Num. 16:1 - 18:32
PrĂ©cis: Korach foments a rebellion, claiming that Moses and Aaron have taken too much power for themselves. Datan and Abiram also attack Moses’ leadership, claiming that Moses has brought them from a land of milk and honey (Egypt!) only to let them die in the wilderness. A test of fire offerings is arranged, and Korach and his followers are destroyed as the earth opens and swallows them. The People continue to complain, God threatens to destroy them once again, but Moses and Aaron intercede. A plague takes the lives of 14,000 people. A final test, that of staffs, is performed, and when Aaron’s staff miraculously blossoms on the following morning, it is clear that his status as High Priest is secure.
Num. 16:28-30 “By this you shall know that it was the Lord who sent me to do all these things; that they are not of my own devising: if these men die as all men do, if their lot be the common fate of all mankind, it was not the Lord who sent me. But if the Lord brings about something unheard of, so that the ground opens its mouth and swallows them up with all that belongs to them, and they go down alive into Sheol, you shall know that these men have spurned the Lord.”
Rabbi Jonathan Sacks (z’l), in his weekly commentary (6/21/17) that Korach’s rebellion was the most dangerous challenge to Moses’ leadership. He notes that the narrative is somewhat confusing, but it is clear that the insurrectionists were motivated with different reasons for resentment. Korach himself was a Levite, and was upset because he had a better claim than Aaron to the High Priesthood (according to Rashi). Abiram and Datan were of the tribe of Reuban (the first-born son of Jacob) and objected to Moses’ leadership because he (Moses) was a Levite, and of Moses' appointment of Joshua (of the tribe of Ephraim).
They all pose as what today we would call democratic egalitarians (“All the community are holy, all of them . . . Why then do you raise yourself above the Lord’s congregation?”).

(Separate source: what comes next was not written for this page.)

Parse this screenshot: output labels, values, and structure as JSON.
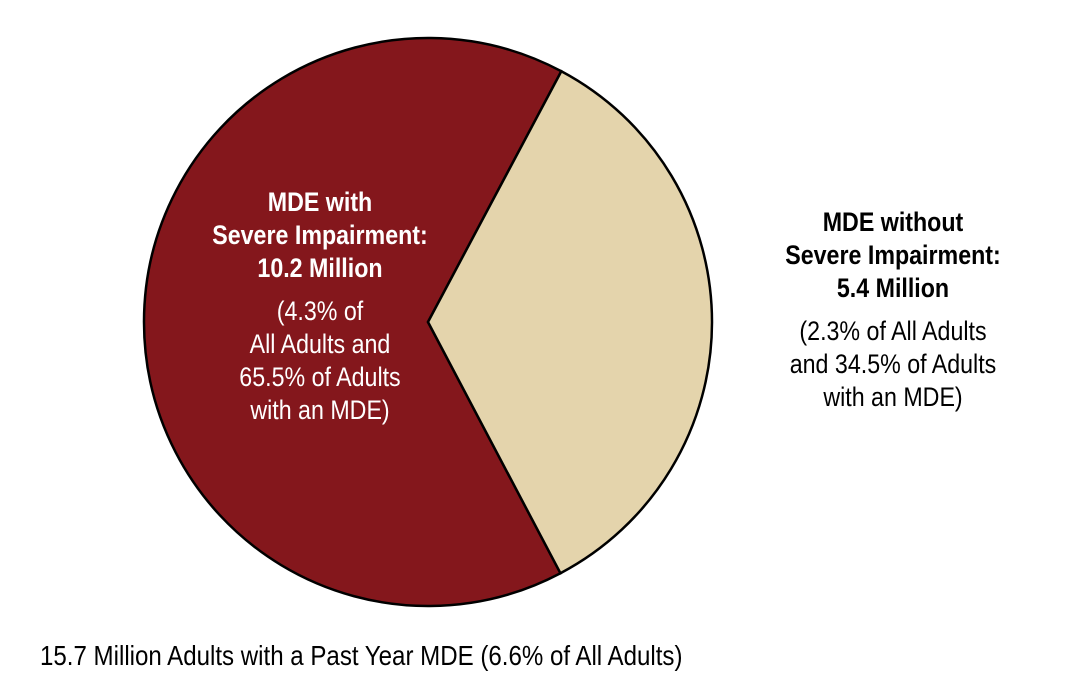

As Sacks notes, the story of Korach is intensely realistic, and he is a symbol of a “coldly calculating man of ambition who foments discontent against a leader, accusing him of being a self-seeking tyrant. He opposes him in the name of freedom, but what he really wants is to become a tyrant himself.”

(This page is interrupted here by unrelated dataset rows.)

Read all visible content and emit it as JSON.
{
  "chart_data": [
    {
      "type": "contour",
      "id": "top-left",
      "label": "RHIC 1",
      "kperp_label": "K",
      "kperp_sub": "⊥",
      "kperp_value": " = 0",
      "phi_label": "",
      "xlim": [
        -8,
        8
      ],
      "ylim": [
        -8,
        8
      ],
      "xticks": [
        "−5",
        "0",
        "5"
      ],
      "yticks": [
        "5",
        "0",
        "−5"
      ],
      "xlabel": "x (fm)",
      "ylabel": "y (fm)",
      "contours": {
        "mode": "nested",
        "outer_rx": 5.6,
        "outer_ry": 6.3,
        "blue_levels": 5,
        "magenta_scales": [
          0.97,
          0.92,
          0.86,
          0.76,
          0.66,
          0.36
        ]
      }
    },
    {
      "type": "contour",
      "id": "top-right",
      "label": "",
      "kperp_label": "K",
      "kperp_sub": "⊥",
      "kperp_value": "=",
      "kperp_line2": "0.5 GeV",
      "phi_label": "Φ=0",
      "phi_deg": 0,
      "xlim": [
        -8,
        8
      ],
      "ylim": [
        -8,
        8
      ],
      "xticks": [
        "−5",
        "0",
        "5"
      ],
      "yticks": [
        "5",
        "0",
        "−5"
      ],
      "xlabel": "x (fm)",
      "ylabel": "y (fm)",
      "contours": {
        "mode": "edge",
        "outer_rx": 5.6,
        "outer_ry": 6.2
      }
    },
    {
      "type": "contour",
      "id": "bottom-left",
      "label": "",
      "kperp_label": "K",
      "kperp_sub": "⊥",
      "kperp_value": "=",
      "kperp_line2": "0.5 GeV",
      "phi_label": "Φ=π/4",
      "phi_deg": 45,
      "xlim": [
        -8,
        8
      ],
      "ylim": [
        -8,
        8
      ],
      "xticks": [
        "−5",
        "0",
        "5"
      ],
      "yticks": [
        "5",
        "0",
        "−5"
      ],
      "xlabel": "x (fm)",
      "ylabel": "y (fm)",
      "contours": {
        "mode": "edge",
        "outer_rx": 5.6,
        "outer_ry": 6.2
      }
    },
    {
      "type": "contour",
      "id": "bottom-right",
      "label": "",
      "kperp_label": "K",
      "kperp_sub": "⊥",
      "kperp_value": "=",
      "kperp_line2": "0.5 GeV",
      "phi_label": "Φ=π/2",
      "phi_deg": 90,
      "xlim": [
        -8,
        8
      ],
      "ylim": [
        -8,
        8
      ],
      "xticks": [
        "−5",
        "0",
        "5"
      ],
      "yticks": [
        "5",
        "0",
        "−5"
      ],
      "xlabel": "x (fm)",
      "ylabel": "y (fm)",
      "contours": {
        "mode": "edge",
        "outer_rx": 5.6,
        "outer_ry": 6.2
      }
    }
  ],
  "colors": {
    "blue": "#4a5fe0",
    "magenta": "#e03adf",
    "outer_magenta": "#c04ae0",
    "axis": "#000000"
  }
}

Today in Israel (as has been and remains the case in the United States), an individual accuses the leader by fomenting dissent and discontent. Prime Minister Netanyahu has torn out the final pages of the Trump Handbook and now declares that the most recent election was a “fraud” and that the incoming “change coalition” government is illegitimate and a threat to the security and future of the State. Netanyahu is seeking to create another “Big Lie” for the purpose of keeping his leadership role of Israel at all costs, and thereby avoiding the possibility of his conviction on the criminal charges he now faces.

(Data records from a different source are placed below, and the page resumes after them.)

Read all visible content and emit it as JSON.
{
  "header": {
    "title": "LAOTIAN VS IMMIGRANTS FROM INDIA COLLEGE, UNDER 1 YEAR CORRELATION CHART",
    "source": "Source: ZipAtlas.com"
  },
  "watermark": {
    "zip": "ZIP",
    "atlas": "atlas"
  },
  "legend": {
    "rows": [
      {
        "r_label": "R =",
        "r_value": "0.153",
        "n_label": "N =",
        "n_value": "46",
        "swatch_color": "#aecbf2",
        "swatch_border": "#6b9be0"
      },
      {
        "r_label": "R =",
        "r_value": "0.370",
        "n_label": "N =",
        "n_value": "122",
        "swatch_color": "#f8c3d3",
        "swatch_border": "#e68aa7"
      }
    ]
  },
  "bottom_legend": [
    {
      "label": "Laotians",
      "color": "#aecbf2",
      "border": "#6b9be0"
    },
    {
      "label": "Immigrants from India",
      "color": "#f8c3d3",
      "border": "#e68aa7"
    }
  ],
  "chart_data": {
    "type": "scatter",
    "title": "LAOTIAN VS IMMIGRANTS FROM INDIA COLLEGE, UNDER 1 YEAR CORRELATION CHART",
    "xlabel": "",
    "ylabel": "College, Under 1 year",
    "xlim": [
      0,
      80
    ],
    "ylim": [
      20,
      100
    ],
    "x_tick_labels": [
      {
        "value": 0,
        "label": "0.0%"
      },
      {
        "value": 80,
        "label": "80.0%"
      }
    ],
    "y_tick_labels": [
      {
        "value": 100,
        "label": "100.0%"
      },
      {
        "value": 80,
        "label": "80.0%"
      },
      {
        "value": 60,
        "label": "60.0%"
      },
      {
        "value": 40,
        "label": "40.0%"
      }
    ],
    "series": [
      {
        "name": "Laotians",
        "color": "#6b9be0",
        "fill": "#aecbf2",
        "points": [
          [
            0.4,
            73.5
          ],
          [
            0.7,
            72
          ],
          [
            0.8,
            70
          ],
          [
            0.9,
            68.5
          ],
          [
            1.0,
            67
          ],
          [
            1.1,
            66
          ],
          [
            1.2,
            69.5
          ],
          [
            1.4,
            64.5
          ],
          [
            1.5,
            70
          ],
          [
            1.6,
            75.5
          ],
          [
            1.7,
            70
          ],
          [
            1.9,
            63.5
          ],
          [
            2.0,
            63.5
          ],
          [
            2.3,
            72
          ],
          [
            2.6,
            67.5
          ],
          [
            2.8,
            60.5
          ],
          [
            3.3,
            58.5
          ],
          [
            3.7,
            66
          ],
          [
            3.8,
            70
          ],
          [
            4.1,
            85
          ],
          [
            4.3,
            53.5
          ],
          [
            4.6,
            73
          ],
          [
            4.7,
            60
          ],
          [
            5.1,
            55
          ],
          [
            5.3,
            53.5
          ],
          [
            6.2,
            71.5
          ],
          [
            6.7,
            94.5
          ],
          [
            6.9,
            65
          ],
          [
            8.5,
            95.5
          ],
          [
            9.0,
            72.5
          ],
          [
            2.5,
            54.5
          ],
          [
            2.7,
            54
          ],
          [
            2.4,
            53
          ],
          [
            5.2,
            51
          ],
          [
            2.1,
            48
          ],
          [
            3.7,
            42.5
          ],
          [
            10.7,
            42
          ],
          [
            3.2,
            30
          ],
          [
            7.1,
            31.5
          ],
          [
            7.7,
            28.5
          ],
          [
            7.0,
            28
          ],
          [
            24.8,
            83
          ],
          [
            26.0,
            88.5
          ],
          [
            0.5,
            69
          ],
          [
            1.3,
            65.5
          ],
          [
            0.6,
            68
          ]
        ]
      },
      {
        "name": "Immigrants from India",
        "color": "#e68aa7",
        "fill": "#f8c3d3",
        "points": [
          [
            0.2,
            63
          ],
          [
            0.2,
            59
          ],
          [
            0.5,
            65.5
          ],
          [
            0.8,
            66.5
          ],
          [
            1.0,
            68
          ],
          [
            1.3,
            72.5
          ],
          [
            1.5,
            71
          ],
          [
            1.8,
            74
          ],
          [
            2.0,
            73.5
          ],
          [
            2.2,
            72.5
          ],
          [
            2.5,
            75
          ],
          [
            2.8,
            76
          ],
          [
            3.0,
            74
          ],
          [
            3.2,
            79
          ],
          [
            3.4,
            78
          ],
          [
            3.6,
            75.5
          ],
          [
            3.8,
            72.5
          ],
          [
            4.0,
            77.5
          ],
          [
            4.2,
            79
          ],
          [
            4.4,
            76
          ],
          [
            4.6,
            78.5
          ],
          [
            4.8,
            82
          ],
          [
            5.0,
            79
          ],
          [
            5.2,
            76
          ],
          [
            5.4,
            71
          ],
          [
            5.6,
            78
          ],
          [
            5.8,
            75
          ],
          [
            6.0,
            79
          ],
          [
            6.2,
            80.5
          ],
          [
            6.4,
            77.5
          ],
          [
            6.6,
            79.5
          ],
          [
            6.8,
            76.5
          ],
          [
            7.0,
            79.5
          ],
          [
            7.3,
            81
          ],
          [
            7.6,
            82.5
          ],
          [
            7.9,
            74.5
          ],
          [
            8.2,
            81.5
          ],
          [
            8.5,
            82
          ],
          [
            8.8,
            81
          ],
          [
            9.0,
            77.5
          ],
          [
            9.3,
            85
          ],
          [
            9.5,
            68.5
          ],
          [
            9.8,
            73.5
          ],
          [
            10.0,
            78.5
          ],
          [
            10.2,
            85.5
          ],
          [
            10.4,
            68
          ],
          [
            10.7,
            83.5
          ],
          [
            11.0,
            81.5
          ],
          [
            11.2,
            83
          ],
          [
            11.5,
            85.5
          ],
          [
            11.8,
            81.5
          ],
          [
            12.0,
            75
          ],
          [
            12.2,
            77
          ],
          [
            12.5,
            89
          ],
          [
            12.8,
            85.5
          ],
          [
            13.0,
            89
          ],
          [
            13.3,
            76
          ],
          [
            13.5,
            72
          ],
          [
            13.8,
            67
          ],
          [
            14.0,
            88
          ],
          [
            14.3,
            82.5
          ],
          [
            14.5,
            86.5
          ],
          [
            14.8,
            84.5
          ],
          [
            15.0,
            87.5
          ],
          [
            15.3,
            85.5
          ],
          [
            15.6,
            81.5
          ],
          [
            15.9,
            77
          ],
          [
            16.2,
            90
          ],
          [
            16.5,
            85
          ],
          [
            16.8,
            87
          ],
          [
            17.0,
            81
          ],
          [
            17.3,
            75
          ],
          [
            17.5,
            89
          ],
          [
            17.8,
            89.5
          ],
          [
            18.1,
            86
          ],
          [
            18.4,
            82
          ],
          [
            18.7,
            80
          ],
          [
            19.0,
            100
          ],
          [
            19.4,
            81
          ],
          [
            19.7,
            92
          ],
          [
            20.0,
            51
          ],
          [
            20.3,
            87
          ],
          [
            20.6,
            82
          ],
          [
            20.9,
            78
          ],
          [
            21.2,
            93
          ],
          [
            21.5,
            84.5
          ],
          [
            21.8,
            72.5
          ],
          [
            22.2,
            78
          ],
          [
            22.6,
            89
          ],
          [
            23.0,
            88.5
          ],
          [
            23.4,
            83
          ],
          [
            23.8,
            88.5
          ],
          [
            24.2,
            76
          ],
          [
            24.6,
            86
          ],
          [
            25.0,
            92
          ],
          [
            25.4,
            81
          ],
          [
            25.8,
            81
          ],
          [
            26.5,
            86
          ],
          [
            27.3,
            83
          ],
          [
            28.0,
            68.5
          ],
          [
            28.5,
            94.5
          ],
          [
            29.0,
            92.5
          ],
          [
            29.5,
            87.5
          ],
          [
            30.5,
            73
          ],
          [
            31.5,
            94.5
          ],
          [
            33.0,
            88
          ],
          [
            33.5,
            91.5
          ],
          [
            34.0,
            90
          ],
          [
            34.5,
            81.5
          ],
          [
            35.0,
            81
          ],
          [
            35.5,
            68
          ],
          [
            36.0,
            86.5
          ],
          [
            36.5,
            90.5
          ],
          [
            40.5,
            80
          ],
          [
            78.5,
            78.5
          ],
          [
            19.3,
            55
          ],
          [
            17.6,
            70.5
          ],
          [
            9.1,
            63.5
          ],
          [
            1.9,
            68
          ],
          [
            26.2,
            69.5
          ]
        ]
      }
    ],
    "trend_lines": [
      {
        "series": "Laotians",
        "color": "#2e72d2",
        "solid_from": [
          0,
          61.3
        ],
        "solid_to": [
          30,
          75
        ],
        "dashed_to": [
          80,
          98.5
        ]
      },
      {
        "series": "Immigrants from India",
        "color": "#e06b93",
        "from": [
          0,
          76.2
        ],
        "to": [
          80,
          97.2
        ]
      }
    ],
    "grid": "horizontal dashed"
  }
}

Moses, on the other hand, does not create animosity, but states that the ills which have befallen the insurgents were at God’s command. He seeks healing and understanding, “falling on his face” before Korach as he seeks reconciliation. It is only when reconciliation has been refused that God takes up the power to end the rebellion. Those who rebel will never enter the land and never become a nation. We can only pray that in Israel and in the United States, a way can be found to find the reconciliation Moses sought, before we all suffer from the evil outcomes which we all face.